# 6 Piranha's



## sjoseph (Dec 31, 2008)

I have 6 red-belly's in a 65 gallon tank. They are about 2-3 inches now and are eating like crazy. I'm feeding them rosy minnows (which are pretty small and they eat about 15-20 per day), blood worms, beef heart, krill and brine shrimp. My questions is, how should I balance feeding them? They are currently eating the minnows like crazy and I'll also feed them either a cube of blood worms, beef heart, or brine shrimp at night, but usually after they have eaten some minnows. I would also like to get them into a larger tank sometime in the next year. What size aquarium would someone recommend in order to grow the 6 red belly's as large as they can and give them plenty of swimming room?


----------



## AKSkirmish (Jun 24, 2005)

Red Lightning said:


> I have 6 red-belly's in a 65 gallon tank. They are about 2-3 inches now and are eating like crazy. I'm feeding them rosy minnows (which are pretty small and they eat about 15-20 per day), blood worms, beef heart, krill and brine shrimp. My questions is, how should I balance feeding them? They are currently eating the minnows like crazy and I'll also feed them either a cube of blood worms, beef heart, or brine shrimp at night, but usually after they have eaten some minnows. I would also like to get them into a larger tank sometime in the next year. What size aquarium would someone recommend in order to grow the 6 red belly's as large as they can and give them plenty of swimming room?


Minimum of 20 gal per Pygo rule.....So I would say a 150 gal min...220 gal would be Ideal IMO.....

Feeding wise-Thats all personal preference when it comes to that part-

Just remember a varied diet is best-So switch it up from time to time......Feed the beefheart only as a treat...Not good to feed it as a staple-

You pygo should be seeing multiple feeding daily at that size also........


----------



## Murphy18 (Oct 17, 2008)

Cut down on the minnows, or stop them altogether. Although the do prefer live food, they are not the healthiest option for your fish. Stick to things like shrimp krill bloodworms and white fish, mine love muscles also, pellets are very good as well. If you keep them on rosy's all there
life they are less likely to grow fully. For the tank size, i would say 100g or bigger would house them for life imo, i currently have 6 in 100g, i am more than happy with their progress.

Good luck and welcome.


----------



## Piranha_man (Jan 29, 2005)

Depends on your filtration and waterchange schedule mostly.
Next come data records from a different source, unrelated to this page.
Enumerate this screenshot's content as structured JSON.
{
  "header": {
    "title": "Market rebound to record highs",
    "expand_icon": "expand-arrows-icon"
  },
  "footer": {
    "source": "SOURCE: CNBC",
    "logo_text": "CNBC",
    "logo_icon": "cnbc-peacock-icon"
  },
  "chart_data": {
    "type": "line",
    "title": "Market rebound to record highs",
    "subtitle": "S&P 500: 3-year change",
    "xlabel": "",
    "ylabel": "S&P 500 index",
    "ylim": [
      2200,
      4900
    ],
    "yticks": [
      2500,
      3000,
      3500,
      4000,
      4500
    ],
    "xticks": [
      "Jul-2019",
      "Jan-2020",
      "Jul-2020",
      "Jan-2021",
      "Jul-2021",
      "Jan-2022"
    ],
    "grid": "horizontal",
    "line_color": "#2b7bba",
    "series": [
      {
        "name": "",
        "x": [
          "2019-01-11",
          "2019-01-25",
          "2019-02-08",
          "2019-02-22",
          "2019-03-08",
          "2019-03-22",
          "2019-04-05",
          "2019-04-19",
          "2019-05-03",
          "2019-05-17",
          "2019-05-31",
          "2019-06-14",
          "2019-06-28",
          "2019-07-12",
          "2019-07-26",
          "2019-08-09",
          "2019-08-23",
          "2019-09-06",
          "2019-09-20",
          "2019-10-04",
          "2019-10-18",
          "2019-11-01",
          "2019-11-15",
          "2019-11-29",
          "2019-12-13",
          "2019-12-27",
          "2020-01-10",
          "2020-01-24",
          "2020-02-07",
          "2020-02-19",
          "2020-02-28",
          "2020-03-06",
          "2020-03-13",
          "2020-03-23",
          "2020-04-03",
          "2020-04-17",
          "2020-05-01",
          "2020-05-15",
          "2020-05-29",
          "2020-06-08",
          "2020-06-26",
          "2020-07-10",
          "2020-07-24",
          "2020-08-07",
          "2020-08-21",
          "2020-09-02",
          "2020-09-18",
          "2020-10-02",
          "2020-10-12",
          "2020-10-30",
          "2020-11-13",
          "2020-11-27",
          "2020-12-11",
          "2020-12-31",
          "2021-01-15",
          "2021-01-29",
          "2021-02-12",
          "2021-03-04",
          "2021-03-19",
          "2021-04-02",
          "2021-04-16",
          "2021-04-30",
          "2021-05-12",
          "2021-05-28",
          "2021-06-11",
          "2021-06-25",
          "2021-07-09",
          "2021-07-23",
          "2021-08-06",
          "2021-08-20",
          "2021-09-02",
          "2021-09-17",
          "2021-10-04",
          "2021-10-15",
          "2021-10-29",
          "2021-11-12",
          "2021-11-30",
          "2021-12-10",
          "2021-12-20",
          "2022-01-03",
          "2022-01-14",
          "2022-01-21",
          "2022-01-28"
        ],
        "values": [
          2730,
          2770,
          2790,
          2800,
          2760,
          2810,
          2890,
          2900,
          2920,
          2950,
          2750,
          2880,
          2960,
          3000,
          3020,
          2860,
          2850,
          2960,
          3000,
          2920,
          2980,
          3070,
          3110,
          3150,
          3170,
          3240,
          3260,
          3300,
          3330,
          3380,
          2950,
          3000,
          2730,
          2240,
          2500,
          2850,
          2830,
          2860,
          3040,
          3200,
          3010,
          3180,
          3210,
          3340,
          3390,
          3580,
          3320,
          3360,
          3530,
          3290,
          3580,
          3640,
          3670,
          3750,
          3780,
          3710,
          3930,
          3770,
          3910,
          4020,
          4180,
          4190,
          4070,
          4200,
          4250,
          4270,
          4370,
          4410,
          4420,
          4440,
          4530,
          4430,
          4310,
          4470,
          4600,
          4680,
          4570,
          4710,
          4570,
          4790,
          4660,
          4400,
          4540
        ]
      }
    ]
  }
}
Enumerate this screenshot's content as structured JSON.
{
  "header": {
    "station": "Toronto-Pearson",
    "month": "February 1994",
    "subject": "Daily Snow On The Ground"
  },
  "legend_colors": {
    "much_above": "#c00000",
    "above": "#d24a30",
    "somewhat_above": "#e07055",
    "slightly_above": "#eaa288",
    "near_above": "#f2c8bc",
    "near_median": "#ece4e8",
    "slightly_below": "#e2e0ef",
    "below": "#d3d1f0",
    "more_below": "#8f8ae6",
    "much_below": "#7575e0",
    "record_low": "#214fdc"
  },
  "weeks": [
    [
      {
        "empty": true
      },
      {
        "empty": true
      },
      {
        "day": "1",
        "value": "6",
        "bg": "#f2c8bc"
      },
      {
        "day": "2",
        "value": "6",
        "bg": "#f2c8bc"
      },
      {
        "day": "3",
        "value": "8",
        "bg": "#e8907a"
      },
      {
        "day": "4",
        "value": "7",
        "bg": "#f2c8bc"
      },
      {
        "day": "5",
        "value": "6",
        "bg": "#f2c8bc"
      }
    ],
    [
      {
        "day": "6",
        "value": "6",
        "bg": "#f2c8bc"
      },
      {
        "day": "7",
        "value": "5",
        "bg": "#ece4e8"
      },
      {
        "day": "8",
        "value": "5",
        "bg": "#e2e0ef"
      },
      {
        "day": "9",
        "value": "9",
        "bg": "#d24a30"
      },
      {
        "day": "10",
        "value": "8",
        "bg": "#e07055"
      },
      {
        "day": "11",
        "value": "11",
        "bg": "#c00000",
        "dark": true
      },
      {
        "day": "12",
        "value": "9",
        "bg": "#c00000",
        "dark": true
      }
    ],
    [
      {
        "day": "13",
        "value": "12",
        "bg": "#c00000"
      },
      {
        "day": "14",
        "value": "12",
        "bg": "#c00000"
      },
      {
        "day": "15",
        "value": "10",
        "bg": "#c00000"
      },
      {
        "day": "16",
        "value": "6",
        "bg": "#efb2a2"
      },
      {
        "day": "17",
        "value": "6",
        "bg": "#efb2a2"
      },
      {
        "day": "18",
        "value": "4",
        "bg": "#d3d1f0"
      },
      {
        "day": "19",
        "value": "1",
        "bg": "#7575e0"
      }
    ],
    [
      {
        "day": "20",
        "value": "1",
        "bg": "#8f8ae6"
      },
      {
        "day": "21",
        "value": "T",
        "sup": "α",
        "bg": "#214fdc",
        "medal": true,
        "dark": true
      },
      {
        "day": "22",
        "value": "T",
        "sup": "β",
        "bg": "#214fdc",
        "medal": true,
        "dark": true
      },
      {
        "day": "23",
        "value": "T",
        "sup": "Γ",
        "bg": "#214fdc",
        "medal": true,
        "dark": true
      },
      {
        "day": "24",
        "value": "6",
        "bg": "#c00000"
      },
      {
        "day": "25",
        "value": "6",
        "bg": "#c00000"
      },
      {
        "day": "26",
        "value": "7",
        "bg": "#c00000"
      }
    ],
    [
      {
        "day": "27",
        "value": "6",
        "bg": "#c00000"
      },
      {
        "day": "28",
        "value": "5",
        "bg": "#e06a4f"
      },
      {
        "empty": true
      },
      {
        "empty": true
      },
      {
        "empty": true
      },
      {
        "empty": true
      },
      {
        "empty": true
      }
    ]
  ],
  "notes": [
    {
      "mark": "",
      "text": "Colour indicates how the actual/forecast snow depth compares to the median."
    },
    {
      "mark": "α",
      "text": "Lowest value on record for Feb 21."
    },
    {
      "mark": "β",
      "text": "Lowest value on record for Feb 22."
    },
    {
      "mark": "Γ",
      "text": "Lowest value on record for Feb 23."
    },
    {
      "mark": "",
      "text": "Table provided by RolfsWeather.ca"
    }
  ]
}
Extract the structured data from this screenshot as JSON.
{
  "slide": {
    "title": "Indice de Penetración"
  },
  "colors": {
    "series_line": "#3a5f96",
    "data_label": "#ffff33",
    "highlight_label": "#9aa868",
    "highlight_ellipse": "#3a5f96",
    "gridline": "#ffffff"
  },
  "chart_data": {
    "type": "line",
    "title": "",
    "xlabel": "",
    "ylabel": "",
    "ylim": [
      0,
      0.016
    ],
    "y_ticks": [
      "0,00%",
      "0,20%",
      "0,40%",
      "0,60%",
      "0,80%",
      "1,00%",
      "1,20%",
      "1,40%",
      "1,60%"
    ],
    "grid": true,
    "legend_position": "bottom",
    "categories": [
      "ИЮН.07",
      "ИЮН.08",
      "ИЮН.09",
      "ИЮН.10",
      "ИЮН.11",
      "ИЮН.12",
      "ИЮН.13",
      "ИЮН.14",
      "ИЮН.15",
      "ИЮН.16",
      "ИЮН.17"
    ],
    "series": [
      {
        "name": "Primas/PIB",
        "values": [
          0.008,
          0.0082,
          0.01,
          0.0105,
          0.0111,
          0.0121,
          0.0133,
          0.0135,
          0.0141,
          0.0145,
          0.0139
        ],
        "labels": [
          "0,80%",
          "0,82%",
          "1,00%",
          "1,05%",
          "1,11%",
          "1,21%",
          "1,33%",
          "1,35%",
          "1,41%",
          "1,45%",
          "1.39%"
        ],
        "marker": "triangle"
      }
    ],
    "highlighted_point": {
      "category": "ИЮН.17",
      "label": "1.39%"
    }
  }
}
I'd rather see you put your 6 fish into a 100 gallon with awesome filtration and perform frequent water changes than if you tossed them into a 220 and with minimal attention to water parameters.

I have 11 pygos in a 150 gallon and they're healthier'n sh*t.
(I am meticulous about water quality too though.)


----------



## Pygo-joe (Jan 29, 2005)

Try feeding some market fresh or frozen raw shrimp, cod, tilapia, night crawlers, frozen silversides, frozen or dry krill. Maybe massivore sinking pellets, shrimp pellets, spirolina pellets, fresh peas, but try to stay away from the feeder fish, unless they've been treated for parasites over a period of time.


----------



## khmerboiRED (Jul 15, 2008)

i have 6 in a 125g tank and do 25% water change weekly. I mainly feed them Hikari Gold Pellets. Sometimes tilapia, and some guppies that i've raised as a treat.


----------



## Piranha Dan (Nov 11, 2007)

You're diet is excellent except for the minnows and beefheart. Get rid of those. For 6 Reds you'll need something in the 120 range (I have a 48x24x24) to give them enough room. More is always better of coarse.


----------



## dschoter05 (Oct 14, 2008)

i have a 125 (72"x18"x22") they love the extra length. i love it cause they can really build up some crazy speed darting from 1 side of the tank to another.


----------